Изловчился он, приготовился,
Собрался со всей силою
И ударил своего ненавистника
Прямо в левый висок со всего плеча.

Поединок Божьего суда совершился. Теперь для Калашникова настаёт час другого суда — кесарева, на котором правда заведомо осуждена. Ведь нет дела Ивану Васильевичу до того, кто прав, кто виноват. Его только одно прогневало: какой-то купеческий сын убил государева человека, да ещё “лучшего бойца”. Если б наоборот — бровью бы Иван Васильевич не повёл. Мало ли купцов на Руси! Посмеялся бы да похвалил Кирибеевича, шубу или перстень любимцу пожаловал бы за потеху. Правда Божья и правда кесарева у нас всегда порознь... Потому, зная наперёд исход царёва суда, и просит Степан Парамонович его казнить, но оказать милость семье. А вовсе не из-за того, что ему так уж хотелось непременно умереть, как пишет об этом г-н Васин: “А Степану-то Парамоновичу только того и надобно! Кажись, удастся нонеча помереть — Господь милостив... (Если не так — зачем ему на плаху? «За честь» отомстил — ну и иди домой героем! Не мог «душой покривить»? Да купцу приврать, что вороне каркнуть.)”.

Да, разные бывали купцы (как, впрочем, и разные писатели). Бывали — и во множестве — те, о ком Симеон Полоцкий писал:

Чин купецкий без греха едва может быти,
На многия бо я злобы враг обыче лстити;
Изряднее лакомство в купцех обитает,
Еже в многия грехи оны убеждает.

Бывали те, что жён своих сами к сильным мира сего на блуд водили. Но бывали и такие, как Степан Парамонович, — тоже в немалом числе. На них жизнь и держалась.

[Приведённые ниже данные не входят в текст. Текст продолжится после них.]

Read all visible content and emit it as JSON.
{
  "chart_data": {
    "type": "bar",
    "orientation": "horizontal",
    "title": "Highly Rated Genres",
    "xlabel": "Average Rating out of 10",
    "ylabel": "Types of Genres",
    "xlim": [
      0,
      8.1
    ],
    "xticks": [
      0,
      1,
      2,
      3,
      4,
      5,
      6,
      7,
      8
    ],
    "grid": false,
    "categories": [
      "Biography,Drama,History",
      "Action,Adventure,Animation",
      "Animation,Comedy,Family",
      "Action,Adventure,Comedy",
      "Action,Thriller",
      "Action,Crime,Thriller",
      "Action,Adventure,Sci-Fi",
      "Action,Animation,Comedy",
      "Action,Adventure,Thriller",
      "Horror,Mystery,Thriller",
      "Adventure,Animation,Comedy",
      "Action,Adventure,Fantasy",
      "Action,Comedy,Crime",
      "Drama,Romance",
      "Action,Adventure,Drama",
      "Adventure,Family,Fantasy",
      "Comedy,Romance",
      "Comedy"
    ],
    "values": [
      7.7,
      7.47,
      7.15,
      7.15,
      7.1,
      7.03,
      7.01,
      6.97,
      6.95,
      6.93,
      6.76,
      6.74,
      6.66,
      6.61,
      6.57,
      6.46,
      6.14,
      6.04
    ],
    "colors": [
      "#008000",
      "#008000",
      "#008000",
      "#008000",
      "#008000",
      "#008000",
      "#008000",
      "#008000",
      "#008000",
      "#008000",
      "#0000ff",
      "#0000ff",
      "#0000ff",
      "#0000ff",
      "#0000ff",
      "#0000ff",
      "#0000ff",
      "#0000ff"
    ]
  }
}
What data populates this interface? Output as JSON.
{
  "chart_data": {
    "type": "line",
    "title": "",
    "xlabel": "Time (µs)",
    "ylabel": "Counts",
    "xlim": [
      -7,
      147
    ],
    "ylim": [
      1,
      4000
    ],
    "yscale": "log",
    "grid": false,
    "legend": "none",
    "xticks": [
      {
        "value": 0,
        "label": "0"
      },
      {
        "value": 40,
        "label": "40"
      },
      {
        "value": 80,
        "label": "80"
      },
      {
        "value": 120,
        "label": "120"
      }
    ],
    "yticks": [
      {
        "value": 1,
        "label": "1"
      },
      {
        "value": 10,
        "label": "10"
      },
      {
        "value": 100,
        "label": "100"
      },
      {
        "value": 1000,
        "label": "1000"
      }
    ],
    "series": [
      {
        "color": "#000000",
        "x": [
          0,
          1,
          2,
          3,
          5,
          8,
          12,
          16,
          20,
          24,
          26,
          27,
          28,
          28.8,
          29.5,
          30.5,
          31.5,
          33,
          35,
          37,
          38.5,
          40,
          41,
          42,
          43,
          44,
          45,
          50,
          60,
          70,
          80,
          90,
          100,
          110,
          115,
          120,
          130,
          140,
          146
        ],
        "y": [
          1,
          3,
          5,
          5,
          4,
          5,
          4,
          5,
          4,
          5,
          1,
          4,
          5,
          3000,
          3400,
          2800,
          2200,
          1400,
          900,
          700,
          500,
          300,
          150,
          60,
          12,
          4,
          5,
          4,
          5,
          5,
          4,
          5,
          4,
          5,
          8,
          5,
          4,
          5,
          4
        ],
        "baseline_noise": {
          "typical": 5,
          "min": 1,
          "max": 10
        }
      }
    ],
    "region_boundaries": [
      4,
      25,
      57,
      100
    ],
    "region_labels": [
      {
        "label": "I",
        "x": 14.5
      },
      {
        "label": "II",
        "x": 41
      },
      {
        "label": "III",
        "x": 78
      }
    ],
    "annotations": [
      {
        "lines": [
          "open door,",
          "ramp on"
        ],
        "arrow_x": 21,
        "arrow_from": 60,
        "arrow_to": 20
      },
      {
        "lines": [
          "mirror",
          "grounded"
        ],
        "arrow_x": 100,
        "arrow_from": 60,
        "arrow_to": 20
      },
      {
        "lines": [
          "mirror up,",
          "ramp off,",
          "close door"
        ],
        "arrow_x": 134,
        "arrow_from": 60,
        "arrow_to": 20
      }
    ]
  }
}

Да и где же Калашников врёт царю? Что убил Кирибеевича “вольною волей”? Сущая правда. Изначально шёл на смертный бой. Отказался сказать, по какой причине? А вот это уже совсем другое дело. Честь семьи и доброе имя жены Степану Парамоновичу дороже жизни. Святы. Не хочет Калашников, чтобы они стали после его неизбежной казни предметом праздных пересудов.

Пушкин, умирая, тоже просил оставить Наталью Николаевну в покое...

И любопытно, что весьма похоже на Ивана Васильевича из «Песни...» вёл себя и Николай Павлович. Взяв с Пушкина слово, что он не доведёт дело до дуэли, обещав ему в случае продолжения истории с Дантесом своё вмешательство, император не сделал ничего, чтобы предотвратить трагедию, проявив постыдное равнодушие к судьбе поэта. Зато после смерти Пушкина оплатил все его долги и позаботился о вдове и детях...

1837 год прошёл не только под знаком “великой беды”. Появление «Смерти поэта» и «Песни...» свидетельствовало о том, что состоялась передача совестной эстафеты российской словесности.